TIME

Congressman Resigns After Cocaine Bust

Rep. Radel pauses as he meets with local media during a news conference in Cape Coral
Reuters

Florida Republican Representative Trey Radel, who pleaded guilty to cocaine possession last year, said Monday that he's decided to step down, explaining in a letter his "struggles" make it impossible to serve

Florida Republican Rep. Trey Radel, the freshman lawmaker who pleaded guilty to cocaine possession last year and then briefly entered rehab, announced his resignation from Congress on Monday.

Radel’s formal resignation letter didn’t mention his guilty plea to cocaine possession in November, but said his “struggles” made it impossible to serve effectively, despite dealing with “those issues on a personal level.” Letters to House Speaker John Boehner and Florida Gov. Rick Scott said his resignation would take effect at 6:30 p.m. on Monday.

“Regardless of some personal struggles in 2013, this year has already been tremendously positive as I focus on my health, family and faith,” Radel wrote. “Unfortunately, some of my struggles had serious consequences. While I have dealt with those issues on a personal level, it is my belief that professionally I cannot fully and effectively serve as a United States Representative to the place I love and call home, Southwest Florida.”

Radel was caught purchasing $250 of cocaine from an undercover police officer in October, and claimed he was using the drug to help treat his alcoholism.After completing rehab in December, Radel initially vowed he would not step aside, despite resignation calls from fellow Republicans, including Scott.

See more excerpts from Radel’s resignation letter below.

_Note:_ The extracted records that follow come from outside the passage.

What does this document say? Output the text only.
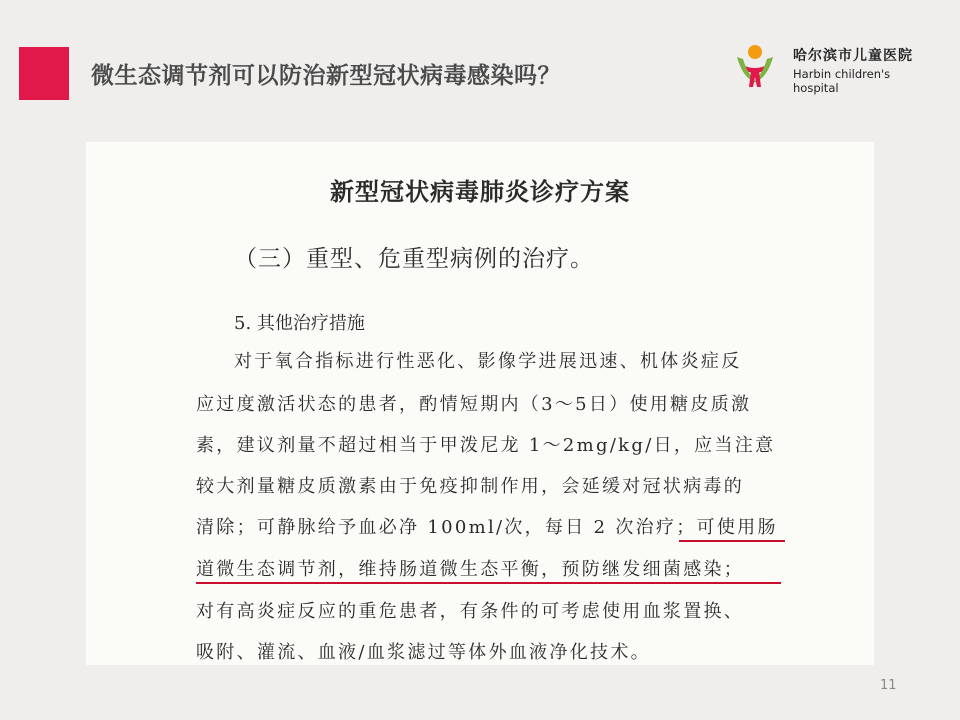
微生态调节剂可以防治新型冠状病毒感染吗？
哈尔滨市儿童医院
Harbin children's hospital
新型冠状病毒肺炎诊疗方案
（三）重型、危重型病例的治疗。
5. 其他治疗措施
对于氧合指标进行性恶化、影像学进展迅速、机体炎症反
应过度激活状态的患者，酌情短期内（3～5日）使用糖皮质激
素，建议剂量不超过相当于甲泼尼龙 1～2mg/kg/日，应当注意
较大剂量糖皮质激素由于免疫抑制作用，会延缓对冠状病毒的
清除；可静脉给予血必净 100ml/次，每日 2 次治疗；可使用肠
道微生态调节剂，维持肠道微生态平衡，预防继发细菌感染；
对有高炎症反应的重危患者，有条件的可考虑使用血浆置换、
吸附、灌流、血液/血浆滤过等体外血液净化技术。
11
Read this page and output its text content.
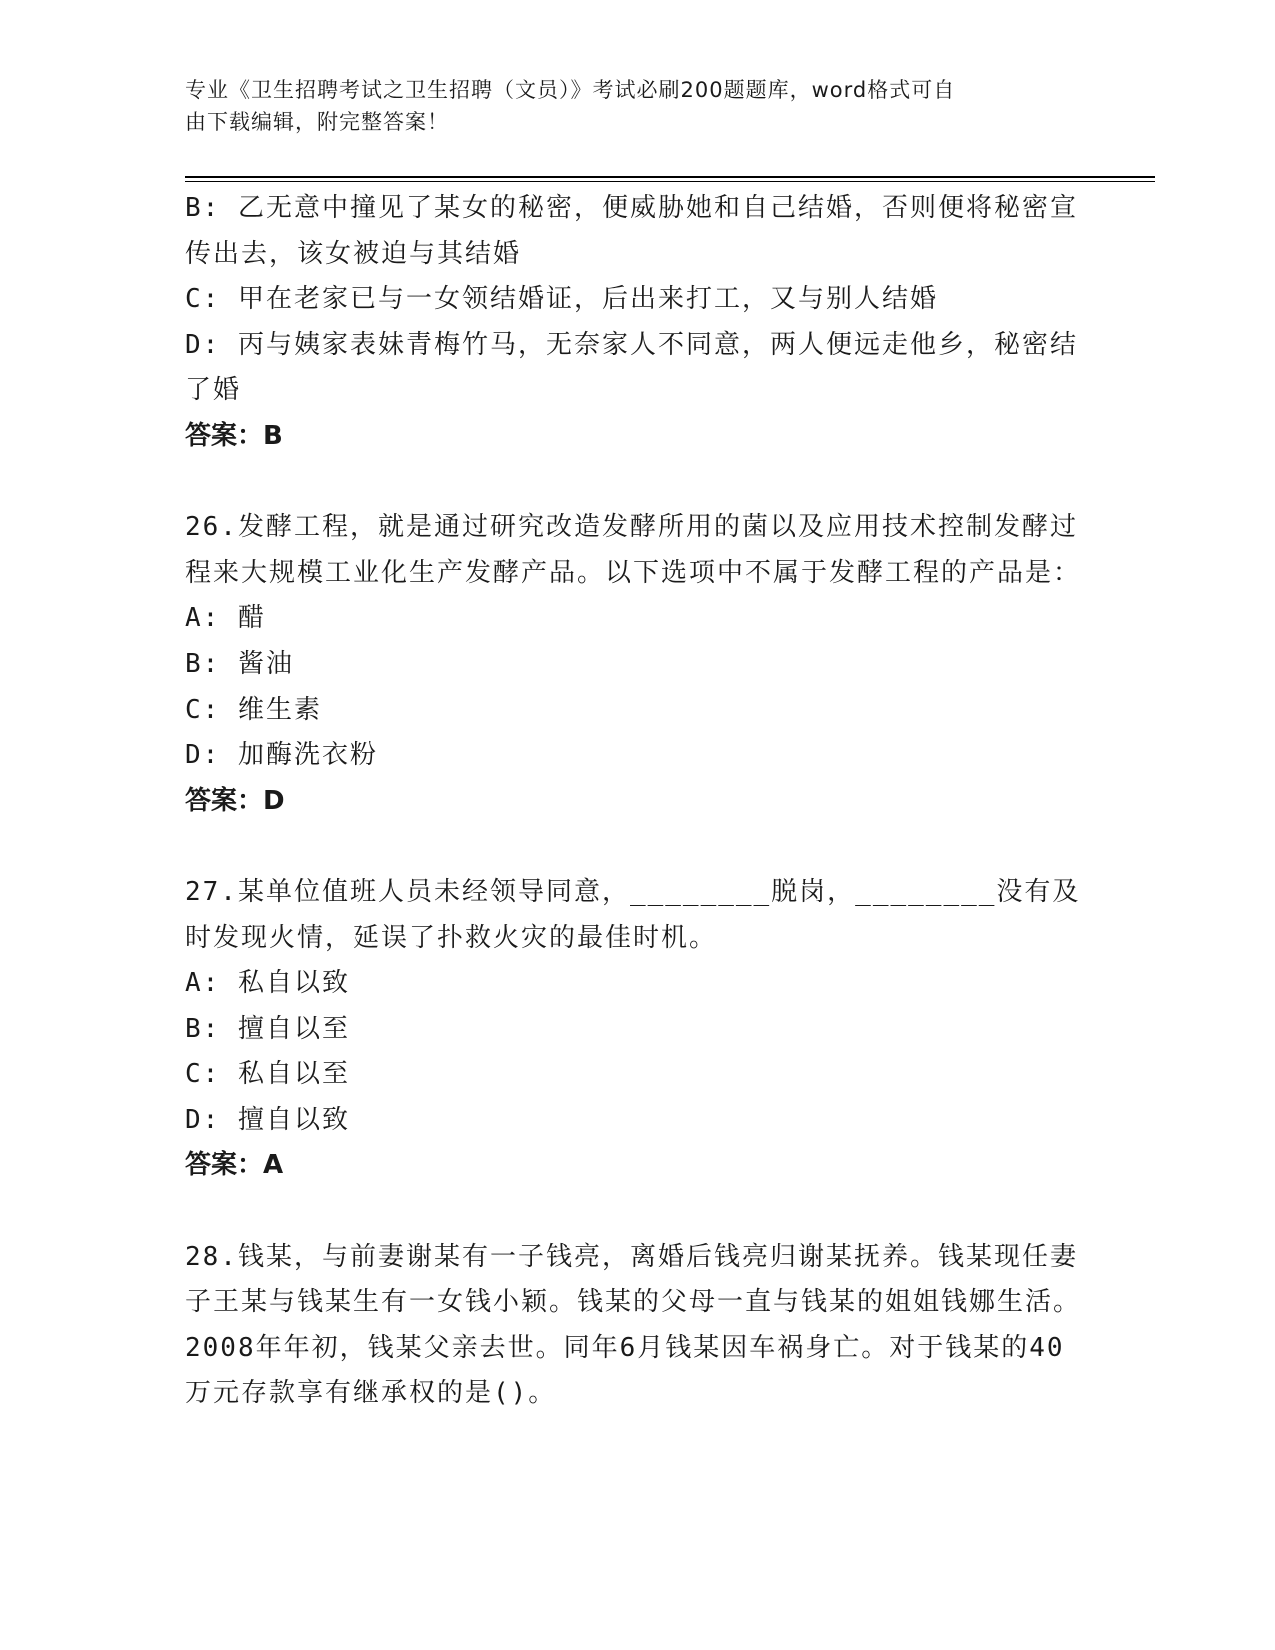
专业《卫生招聘考试之卫生招聘（文员）》考试必刷200题题库，word格式可自
由下载编辑，附完整答案！

B: 乙无意中撞见了某女的秘密，便威胁她和自己结婚，否则便将秘密宣传出去，该女被迫与其结婚

C: 甲在老家已与一女领结婚证，后出来打工，又与别人结婚

D: 丙与姨家表妹青梅竹马，无奈家人不同意，两人便远走他乡，秘密结了婚

答案：B

26.发酵工程，就是通过研究改造发酵所用的菌以及应用技术控制发酵过程来大规模工业化生产发酵产品。以下选项中不属于发酵工程的产品是：

A: 醋

B: 酱油

C: 维生素

D: 加酶洗衣粉

答案：D

27.某单位值班人员未经领导同意，________脱岗，________没有及时发现火情，延误了扑救火灾的最佳时机。

A: 私自以致

B: 擅自以至

C: 私自以至

D: 擅自以致

答案：A

28.钱某，与前妻谢某有一子钱亮，离婚后钱亮归谢某抚养。钱某现任妻子王某与钱某生有一女钱小颖。钱某的父母一直与钱某的姐姐钱娜生活。2008年年初，钱某父亲去世。同年6月钱某因车祸身亡。对于钱某的40万元存款享有继承权的是()。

I hereby submit this letter of resignation as the Representative of the 19th District of Florida, effective 6:30 p.m., Eastern Standard Time, January 27, 2014.

On a personal note, Mr. Speaker, to you and our colleagues from both parties, I thank you. Thank you for the tremendous support and encouragement. Oftentimes in Congress, our personal relationships and successes are overshadowed by intense but meaningful and necessary debate. However, I leave the House of Representatives with friendships and memories of great men and women dedicated to helping and improving the lives of our fellow Americans.

As an eternal optimist, I know there are great things in store for our country when we find ways to work together. Whether it is as a father, a husband, or in any future endeavor, I hope to contribute what I can to better our country in the years to come.”